The ancient form of this Germanic religion did not exactly touch upon the subject of the afterlife. It is thought that the closest thing to an afterlife was the belief that respected warriors would be sent to Valhalla to spend time with Odin, but it is not known whether or not this was a popular belief. It was the majority thought that there was no afterlife to speak of. In regards to death, the burning of a body on a funeral pyre was rather undesirable. Corpses were seen as an object that served no purpose.

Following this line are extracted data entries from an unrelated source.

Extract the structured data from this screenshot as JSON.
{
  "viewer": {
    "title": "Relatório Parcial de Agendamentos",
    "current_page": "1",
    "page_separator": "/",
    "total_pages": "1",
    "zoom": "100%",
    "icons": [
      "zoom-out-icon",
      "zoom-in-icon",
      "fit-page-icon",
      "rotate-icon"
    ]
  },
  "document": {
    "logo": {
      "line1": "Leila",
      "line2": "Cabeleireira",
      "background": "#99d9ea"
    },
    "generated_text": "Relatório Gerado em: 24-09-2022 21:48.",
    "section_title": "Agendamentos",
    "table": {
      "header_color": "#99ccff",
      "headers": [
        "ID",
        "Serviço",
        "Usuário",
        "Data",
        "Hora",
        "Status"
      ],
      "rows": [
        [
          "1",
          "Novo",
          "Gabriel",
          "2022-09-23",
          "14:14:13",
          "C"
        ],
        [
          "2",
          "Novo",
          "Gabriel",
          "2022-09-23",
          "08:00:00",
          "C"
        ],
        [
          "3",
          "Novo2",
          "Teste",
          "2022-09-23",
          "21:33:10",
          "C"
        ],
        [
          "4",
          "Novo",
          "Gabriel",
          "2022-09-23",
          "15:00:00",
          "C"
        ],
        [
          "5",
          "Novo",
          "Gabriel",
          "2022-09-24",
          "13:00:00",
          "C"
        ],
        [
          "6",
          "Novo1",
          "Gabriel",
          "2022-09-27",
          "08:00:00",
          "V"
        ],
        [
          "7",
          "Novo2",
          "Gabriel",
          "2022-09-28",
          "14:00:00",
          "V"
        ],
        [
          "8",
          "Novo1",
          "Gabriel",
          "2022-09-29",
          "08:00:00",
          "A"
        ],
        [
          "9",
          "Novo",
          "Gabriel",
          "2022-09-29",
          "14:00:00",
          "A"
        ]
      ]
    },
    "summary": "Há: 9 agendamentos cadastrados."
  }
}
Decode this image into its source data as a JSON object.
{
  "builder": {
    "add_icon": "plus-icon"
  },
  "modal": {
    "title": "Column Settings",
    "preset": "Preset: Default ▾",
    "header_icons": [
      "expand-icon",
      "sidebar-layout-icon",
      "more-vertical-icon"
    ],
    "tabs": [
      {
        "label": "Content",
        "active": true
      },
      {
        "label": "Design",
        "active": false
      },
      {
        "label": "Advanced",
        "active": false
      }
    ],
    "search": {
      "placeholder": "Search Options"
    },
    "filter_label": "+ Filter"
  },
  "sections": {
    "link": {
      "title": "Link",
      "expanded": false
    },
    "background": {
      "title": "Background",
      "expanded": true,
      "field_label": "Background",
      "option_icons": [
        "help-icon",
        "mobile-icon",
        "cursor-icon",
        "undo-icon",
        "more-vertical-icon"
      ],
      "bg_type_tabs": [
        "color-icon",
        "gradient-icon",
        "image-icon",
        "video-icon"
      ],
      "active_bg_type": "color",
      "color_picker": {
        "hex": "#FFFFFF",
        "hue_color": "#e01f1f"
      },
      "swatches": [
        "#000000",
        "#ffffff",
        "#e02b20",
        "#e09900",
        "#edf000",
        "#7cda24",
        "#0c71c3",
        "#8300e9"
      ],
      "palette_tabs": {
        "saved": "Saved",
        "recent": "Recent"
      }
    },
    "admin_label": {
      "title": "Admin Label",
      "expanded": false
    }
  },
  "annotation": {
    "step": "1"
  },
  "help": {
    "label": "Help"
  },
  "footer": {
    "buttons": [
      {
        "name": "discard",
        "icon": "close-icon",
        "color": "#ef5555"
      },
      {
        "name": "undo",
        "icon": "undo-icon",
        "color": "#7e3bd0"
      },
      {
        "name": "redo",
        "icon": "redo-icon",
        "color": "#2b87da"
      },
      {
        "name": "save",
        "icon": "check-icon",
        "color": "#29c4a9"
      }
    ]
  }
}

There wasn’t a thought of heaven or anything good happening after death for these religious followers. Many worshippers believed in a momentary time period after death where the body and the spirit were not separated. If an individual led a life filled with negativity and evil, then they were thought to do ill will even in death. These individuals were believed to have to be killed more than once. In some records, it is stated that the dead may need a companion when buried. Some of the people accompanying those into death included mistress, wife, as well as a servant. Death was viewed as a slow process, which ended in a dark area referred to as Niflheim or Niflheimr.


In the modern version of this religion, Asatrus believe in an afterlife. They feel that good individuals on earth will be rewarded with pleasure and fulfillment, where naughty individuals will not meet their family in the afterlife, as well as lead an existence full of gloom. Myths are used to describe the afterlife, which uses symbolism to paint a picture of what it may appear and feel like. The main thought is that they will join their family in the afterlife and if you lead a good life while living, you will be rewarded in the next.


As one leads their life throughout the everyday trials and tribulations, there are certain rules that individuals are expected to follow. For some, they are called the 10 Commandments, but for the Asatru religion, they are referred to as the Nine Noble Virtues. Simply put, they include: Courage, Truth, Honor, Industriousness, Self-Reliance, Fidelity, Discipline, Hospitality, as well as Perseverance.


In writings, Courage is often written before all of the other virtues. It is one of the things that Vikings are best known for. Honor is regarded quite high within the religion, viewed as one of the basis of the moral code of the Asatru. It is often seen as an internal force and not just how others view one in terms of reputation. Treating others with respect is seen as a positive movement for the community. This is why Hospitality is viewed as an important virtue. Strength within the group is shown through how others are treated. It is an important reflection on the community as a whole. In order to achieve the goals they have set for themselves, Industriousness is needed to accomplish these desires.